English language students in ‘precarious situation’ as courses stall

Survey indicates many who came to Ireland to learn cannot access Covid-19 support

MEP Clare Daly: English language students have  been left “isolated” and in a “precarious situation” that poses a risk to general public health. Photograph: Gareth Chaney Collins

MEP Clare Daly: English language students have been left “isolated” and in a “precarious situation” that poses a risk to general public health. Photograph: Gareth Chaney Collins

 

More than 1,000 foreign language students have been left thousands of euro out of pocket following the outbreak of the Covid-19 pandemic, with many living in overcrowded settings and no means of securing an income, according to an online survey.

The research, carried out by an English language teacher in Dublin, indicates some schools are offering credits rather than refunds and recommending students take their courses at a later date. Visa restrictions mean most of these students would have to reapply and pay for permission to remain in the country in order to continue their studies.

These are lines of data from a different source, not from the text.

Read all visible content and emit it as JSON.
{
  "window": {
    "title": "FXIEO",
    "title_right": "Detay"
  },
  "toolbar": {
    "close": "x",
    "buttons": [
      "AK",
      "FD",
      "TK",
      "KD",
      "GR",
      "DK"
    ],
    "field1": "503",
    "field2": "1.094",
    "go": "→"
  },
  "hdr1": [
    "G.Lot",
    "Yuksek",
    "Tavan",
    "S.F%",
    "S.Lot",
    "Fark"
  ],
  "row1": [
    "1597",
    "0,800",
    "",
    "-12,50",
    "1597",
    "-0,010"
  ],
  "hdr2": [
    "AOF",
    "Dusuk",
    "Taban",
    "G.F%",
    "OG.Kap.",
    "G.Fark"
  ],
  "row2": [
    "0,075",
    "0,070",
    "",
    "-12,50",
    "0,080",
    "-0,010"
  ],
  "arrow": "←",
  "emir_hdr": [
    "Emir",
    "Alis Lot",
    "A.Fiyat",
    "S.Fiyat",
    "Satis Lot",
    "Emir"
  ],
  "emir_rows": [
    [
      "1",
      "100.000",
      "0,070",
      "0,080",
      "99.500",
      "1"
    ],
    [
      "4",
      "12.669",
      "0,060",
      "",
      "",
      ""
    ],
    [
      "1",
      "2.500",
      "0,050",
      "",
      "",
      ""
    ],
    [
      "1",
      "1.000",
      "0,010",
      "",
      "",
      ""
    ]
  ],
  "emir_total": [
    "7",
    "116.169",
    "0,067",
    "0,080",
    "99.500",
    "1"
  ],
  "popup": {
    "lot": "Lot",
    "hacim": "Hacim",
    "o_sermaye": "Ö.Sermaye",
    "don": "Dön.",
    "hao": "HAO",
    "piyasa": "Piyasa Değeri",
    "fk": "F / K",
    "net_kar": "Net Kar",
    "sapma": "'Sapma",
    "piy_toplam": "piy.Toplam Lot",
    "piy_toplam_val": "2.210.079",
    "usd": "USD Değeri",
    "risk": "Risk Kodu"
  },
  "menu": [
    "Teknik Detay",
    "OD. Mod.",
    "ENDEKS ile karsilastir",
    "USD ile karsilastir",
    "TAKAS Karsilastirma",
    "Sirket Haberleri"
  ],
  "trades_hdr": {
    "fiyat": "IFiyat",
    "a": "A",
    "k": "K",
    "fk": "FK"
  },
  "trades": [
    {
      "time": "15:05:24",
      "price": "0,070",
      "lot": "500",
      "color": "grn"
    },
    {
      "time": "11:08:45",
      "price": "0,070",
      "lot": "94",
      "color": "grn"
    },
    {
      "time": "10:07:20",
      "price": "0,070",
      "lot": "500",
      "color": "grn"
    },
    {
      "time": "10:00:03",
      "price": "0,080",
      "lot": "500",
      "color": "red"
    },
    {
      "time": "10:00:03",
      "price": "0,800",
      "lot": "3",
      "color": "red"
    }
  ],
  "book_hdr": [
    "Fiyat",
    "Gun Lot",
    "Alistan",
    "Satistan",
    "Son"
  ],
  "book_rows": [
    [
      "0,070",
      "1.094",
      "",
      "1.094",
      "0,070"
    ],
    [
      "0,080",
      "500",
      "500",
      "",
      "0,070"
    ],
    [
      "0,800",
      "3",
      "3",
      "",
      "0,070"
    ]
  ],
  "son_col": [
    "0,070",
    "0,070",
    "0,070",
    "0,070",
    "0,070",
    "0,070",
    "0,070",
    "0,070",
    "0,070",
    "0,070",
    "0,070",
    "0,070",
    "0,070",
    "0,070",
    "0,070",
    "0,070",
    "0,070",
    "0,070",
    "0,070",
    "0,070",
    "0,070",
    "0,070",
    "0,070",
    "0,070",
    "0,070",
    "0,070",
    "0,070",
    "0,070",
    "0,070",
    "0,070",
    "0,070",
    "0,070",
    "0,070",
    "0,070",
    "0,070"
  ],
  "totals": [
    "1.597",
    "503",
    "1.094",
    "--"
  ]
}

Nearly two-thirds of 1,032 students who responded to the survey had not secured a PPS number before the crisis and a third had not yet received their Irish Residence Permit (IRP). Only 31 per cent had a job before Covid-19, and nearly all respondents have now lost these jobs.

Some 93 per cent of respondents said they had not received a refund on their English language course. Most students paid an average of €2,600 for their course although some claimed to have spent up to €15,000 on their studies.

“Many have invested their entire savings or borrowed a lot of money in order to be able to come here to learn English and develop professionally,” says Fiachra Ó Luain who conducted the online survey with data analyst Hervé Lannou. “Schools should be forced to reimburse students who paid for courses and are now unable to avail of them.”

Mr Ó Luain says teachers at one Dublin school were offered about €200 a week to conduct online courses with students during the pandemic even though fees were collected from students ahead of the Covid-19 outbreak. Teachers are stressed and exhausted but feel reassured by support from the unions, said Mr Ó Luain. Meanwhile students, many of whom speak limited English, are “freaking out”, he said.

Proof of employment

Some students who worked before the crisis do not qualify for the Covid-19 employment support payment because they earned cash in hand and have no proof of employment, said Mr Ó Luain. Nearly 20 per cent of those surveyed cannot claim the benefit because they do not have a PPS number.

The survey also found students are living in houses with up to 24 people while some landlords are rejecting tenants’ requests for rent reduction during the pandemic. Nearly half of the students surveyed were unaware of the temporary ban on evictions and rent increases during the public health crisis.

Nearly two-thirds of respondents were Brazilian with Mexicans, Chileans, Bolivians, Argentines, Hondurans and Cost Ricans also taking part in the survey.

In an email to Government Ministers sent by MEP Clare Daly and seen by The Irish Times, Ms Daly warned that English language students had been left “isolated” and in a “precarious situation” that poses a risk to general public health.

Ms Daly called for the appointment of a task force to reach out to young students and take “corrective action”.

People Before Profit’s Richard Boyd Barrett, who has raised the challenges facing foreign students on a number of occasions since the crisis hit, warned the Government had been far too slow in taking measures to protect this vulnerable group. A dedicated portal should be set up where students with limited English can get in touch for support, he said.

‘Vulnerable people’

“The Department of Social Protection has been the most responsive but it remains to be seen whether students will be able to access the support that’s available,” he told The Irish Times. “This is a public health and safety issue. I’d urge the Government to respond much more quickly and comprehensively to the plight of these vulnerable people.”

Some 20,000 English language students from outside the European Economic Area registered to study in Ireland last year, according to the Department of Justice. Most of these have “Stamp 2” permission which allows students to work for up to 20 hours per week during term time and 40 hours outside term time. Under the recently introduced Covid-19 regulations, foreign students may work up to 40 hours per week while their college is closed during the pandemic.

This work permission is “subject to the need for the service in which they are employed as being regarded as essential in the current environment”, said a justice spokesman. Permission to work is also conditional on students completing their course online if the option is made available by the language school.

Students who can prove they lost their employment due to the coronavirus pandemic can apply for the Government’s unemployment payment, he added.